There is also a scaling concern. Enums work well for closed vocabularies. They can become uncomfortable when the list grows across many teams, modules, or feature areas.
Analytics events are a good example. A small feature-level enum can be clean:
protocol ProfileAnalyticsEvent {
static var screenOpened: Self { get }
static func buttonTapped(name: String) -> Self
}
enum ProfileEvent: ProfileAnalyticsEvent {
case screenOpened
case buttonTapped(name: String)
}A single global enum with hundreds of events can become hard to maintain:
enum AnalyticsEvent {
case profileOpened
case profileEditTapped
case profileAvatarTapped
case accountsOpened
case accountSelected(id: String)
case transferStarted
case transferConfirmed
case cardDetailsOpened
// many more cases over time
}In that situation, smaller event types, structs, namespaced builders, or module-local models may scale better.
Conclusion
Enum cases as protocol witnesses make Swift enums more expressive in protocol-oriented code.

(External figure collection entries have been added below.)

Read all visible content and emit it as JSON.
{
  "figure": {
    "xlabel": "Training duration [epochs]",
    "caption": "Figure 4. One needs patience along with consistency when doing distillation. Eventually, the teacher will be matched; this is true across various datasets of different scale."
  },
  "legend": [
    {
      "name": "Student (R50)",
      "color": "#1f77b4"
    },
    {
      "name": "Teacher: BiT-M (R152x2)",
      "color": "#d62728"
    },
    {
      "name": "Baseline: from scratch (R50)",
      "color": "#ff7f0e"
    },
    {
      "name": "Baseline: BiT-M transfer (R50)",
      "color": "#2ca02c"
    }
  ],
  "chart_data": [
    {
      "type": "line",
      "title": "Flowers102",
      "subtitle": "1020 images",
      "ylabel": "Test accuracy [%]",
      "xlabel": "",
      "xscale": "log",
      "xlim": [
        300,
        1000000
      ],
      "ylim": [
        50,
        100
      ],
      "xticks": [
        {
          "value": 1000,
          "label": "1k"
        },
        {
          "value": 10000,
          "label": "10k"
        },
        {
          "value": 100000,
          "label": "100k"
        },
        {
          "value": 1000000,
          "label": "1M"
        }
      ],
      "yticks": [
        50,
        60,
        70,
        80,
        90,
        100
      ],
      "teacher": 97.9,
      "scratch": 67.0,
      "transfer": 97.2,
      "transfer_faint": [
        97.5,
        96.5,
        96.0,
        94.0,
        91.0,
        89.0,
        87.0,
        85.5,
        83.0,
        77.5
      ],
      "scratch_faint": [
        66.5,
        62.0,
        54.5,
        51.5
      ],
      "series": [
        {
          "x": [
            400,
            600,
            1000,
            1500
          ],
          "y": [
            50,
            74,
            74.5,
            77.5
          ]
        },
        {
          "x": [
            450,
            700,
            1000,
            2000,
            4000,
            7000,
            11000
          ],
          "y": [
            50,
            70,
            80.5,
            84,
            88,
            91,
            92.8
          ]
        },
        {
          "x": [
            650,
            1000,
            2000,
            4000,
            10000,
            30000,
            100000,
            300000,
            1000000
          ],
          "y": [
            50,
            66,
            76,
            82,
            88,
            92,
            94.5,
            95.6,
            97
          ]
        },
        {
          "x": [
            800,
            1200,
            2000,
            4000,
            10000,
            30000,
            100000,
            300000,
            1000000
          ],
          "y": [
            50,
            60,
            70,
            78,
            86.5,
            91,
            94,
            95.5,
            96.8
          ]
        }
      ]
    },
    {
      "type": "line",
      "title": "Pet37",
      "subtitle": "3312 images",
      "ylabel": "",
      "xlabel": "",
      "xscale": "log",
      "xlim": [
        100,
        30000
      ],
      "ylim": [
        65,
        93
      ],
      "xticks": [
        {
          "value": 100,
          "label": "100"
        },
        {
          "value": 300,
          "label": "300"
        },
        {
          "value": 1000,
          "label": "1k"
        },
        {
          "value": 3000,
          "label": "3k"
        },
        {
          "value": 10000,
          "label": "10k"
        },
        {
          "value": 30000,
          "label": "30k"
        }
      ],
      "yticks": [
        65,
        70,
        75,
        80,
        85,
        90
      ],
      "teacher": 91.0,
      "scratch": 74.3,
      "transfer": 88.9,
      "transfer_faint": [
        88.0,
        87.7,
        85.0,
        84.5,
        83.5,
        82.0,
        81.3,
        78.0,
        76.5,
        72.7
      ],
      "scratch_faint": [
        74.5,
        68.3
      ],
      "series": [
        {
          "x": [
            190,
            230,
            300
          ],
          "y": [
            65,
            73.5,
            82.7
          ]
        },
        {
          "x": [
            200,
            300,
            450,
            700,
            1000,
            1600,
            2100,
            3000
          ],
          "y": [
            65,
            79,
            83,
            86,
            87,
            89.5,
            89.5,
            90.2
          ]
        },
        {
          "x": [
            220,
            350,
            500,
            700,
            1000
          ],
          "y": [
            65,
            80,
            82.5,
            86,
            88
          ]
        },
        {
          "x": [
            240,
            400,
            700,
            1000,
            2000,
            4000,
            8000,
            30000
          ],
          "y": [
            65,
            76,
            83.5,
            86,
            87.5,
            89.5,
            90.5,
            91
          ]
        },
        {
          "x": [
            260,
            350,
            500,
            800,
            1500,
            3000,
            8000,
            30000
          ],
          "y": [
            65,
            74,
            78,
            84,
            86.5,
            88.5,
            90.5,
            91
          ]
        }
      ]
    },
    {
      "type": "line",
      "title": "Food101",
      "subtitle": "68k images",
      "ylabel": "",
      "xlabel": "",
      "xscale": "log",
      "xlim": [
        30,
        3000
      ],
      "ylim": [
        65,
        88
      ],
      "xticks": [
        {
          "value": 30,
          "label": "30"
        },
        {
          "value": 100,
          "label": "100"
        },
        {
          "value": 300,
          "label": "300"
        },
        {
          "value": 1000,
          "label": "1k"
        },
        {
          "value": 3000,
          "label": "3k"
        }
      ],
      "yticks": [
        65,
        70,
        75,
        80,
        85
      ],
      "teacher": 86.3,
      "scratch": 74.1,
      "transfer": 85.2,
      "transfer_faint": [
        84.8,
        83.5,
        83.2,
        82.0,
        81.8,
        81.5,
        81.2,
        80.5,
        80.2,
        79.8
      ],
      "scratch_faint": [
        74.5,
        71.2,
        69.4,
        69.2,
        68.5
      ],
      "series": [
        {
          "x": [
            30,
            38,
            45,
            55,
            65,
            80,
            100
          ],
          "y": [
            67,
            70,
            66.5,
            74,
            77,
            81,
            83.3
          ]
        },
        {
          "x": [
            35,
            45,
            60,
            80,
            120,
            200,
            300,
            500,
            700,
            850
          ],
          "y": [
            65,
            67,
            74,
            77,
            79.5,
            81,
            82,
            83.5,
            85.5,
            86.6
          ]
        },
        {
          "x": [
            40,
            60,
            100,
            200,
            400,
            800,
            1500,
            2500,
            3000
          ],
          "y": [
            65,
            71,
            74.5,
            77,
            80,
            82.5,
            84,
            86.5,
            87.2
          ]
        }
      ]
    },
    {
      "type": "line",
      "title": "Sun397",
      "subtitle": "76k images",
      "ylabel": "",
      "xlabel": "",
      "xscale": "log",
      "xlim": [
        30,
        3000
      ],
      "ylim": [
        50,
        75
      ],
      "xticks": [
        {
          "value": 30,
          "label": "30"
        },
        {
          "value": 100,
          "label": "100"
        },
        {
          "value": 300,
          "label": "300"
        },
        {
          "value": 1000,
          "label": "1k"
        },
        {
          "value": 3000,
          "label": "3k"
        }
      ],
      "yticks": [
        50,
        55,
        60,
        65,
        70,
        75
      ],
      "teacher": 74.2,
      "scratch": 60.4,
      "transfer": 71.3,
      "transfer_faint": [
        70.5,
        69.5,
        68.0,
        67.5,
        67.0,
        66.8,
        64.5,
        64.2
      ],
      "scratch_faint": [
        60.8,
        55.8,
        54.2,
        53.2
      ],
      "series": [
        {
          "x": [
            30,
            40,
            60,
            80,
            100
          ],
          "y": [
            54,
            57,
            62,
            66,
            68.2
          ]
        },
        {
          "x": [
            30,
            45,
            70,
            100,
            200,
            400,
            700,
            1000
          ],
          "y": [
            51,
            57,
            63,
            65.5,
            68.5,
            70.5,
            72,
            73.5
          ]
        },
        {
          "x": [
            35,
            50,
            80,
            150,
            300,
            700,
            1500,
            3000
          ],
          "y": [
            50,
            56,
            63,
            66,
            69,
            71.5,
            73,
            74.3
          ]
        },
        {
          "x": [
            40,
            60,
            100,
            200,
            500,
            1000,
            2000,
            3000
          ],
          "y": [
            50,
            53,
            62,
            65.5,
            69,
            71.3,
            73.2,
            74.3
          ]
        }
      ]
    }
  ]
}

A case without associated values can represent a static value requirement. A case with associated values can represent a static factory-like requirement. This matches how enums already feel when we use them.
The feature is especially useful for routes, actions, states, errors, and other closed domain models. It keeps the enum as the main representation and removes forwarding code that only exists to satisfy the compiler.
The best use cases are the quiet ones: less boilerplate, clearer domain names, and protocols that describe real shared behavior.